Bei Patientinnen mit einem hohen Risiko für allergische Reaktionen sollte vor der Gabe der Lösung eine Antihistamin-Therapie eingeleitet werden. Bei Auftreten allergischer Reaktionen und Schocksymptomen muss die Therapie sofort unterbrochen werden.

Zur Behandlung schwerer anaphylaktischer Reaktionen müssen neben den allgemeinen Sofortmaßnahmen nach Erbringung der ersten Hilfe unverzüglich Adrenalin intravenös in einer Dosis von 0,05 bis 0,1 Milligramm (bei Bedarf wiederholt) appliziert werden. Zusätzlich können hohe Dosen Glukokortikoide (z. B. 250–1000 mg Prednisolon) sowie Plasmasubstitute verwendet werden.

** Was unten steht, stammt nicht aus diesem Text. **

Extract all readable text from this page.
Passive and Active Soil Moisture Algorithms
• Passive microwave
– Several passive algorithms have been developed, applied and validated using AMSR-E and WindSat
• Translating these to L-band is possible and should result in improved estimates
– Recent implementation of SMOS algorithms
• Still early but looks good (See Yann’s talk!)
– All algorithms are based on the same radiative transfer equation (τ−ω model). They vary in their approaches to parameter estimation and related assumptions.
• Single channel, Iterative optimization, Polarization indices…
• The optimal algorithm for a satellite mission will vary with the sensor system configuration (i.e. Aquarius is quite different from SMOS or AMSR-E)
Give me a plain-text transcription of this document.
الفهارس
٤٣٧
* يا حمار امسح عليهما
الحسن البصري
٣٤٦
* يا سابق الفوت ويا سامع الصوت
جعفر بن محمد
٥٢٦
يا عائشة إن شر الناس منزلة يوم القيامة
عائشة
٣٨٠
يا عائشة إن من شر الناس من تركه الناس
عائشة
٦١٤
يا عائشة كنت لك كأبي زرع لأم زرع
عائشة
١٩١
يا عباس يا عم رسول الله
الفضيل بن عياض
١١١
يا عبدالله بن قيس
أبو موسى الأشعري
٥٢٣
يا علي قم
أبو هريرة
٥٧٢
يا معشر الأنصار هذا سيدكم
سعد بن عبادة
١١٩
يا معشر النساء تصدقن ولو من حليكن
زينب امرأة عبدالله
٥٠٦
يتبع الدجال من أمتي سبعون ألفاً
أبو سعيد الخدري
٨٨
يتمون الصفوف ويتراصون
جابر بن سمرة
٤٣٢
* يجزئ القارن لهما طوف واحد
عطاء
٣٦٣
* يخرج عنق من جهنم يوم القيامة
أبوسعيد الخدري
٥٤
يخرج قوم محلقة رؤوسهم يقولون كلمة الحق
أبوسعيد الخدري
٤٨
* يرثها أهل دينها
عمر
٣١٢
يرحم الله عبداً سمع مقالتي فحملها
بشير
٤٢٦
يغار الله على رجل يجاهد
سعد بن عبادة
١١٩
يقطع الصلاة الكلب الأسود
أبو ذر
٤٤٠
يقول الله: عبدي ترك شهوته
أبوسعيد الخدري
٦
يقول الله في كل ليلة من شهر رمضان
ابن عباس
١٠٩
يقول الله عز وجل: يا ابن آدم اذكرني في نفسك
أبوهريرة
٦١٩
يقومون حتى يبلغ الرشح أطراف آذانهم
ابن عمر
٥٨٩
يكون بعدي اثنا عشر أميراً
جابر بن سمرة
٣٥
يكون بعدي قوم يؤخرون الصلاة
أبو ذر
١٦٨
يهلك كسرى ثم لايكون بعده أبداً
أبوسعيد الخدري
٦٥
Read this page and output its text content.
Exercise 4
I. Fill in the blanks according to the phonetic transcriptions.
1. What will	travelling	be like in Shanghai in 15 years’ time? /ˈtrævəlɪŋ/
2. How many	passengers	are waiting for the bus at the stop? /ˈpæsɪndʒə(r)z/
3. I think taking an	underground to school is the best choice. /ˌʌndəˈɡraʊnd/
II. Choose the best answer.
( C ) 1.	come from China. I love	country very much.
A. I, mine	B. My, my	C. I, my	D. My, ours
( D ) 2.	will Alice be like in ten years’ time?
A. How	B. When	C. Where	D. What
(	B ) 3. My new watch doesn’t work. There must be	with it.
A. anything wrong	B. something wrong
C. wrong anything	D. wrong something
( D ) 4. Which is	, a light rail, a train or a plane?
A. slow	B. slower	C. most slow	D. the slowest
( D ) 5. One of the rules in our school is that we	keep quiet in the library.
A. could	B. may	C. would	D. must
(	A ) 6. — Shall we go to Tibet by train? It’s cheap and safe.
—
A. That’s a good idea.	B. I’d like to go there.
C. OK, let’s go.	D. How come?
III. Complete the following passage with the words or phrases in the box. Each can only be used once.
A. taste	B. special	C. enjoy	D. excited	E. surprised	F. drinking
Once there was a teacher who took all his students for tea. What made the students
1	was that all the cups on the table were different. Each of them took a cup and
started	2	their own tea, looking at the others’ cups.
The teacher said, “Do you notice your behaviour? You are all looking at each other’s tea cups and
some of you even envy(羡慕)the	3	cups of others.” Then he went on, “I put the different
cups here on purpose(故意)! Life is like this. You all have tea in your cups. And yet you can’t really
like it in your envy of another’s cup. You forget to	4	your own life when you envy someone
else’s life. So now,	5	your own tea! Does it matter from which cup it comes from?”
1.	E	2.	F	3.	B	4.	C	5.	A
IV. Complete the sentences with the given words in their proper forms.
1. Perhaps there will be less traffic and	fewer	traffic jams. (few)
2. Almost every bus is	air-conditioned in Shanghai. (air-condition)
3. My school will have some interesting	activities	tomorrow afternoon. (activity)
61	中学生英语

Die gleichzeitige Anwendung von Kontrikal mit beta-laktamhaltigen Antibiotika wird nicht empfohlen.

Patientinnen mit dem DWS-Syndrom können die Lösung Kontrikal erst nach vollständiger Abheilung aller Krankheitszeichen und unter prophylaktischer Gabe von Heparin verwenden.

Wechselwirkungen mit Arzneimitteln

Die gleichzeitige Gabe von Kontrikal führt zu einer verminderten Aktivität der Urokinase und Streptokinase.

Lagerung

Das Präparat lichtgeschützt und vor Kindern geschützt bei einer Temperatur von bis zu 25 °C lagern.

Die Haltbarkeitsdauer des Präparats beträgt drei Jahre.

Ob Bitte beachten Sie:

Wäre die Leberfunktion ausgefallen, wäre der Tod innerhalb weniger Tage eingetreten.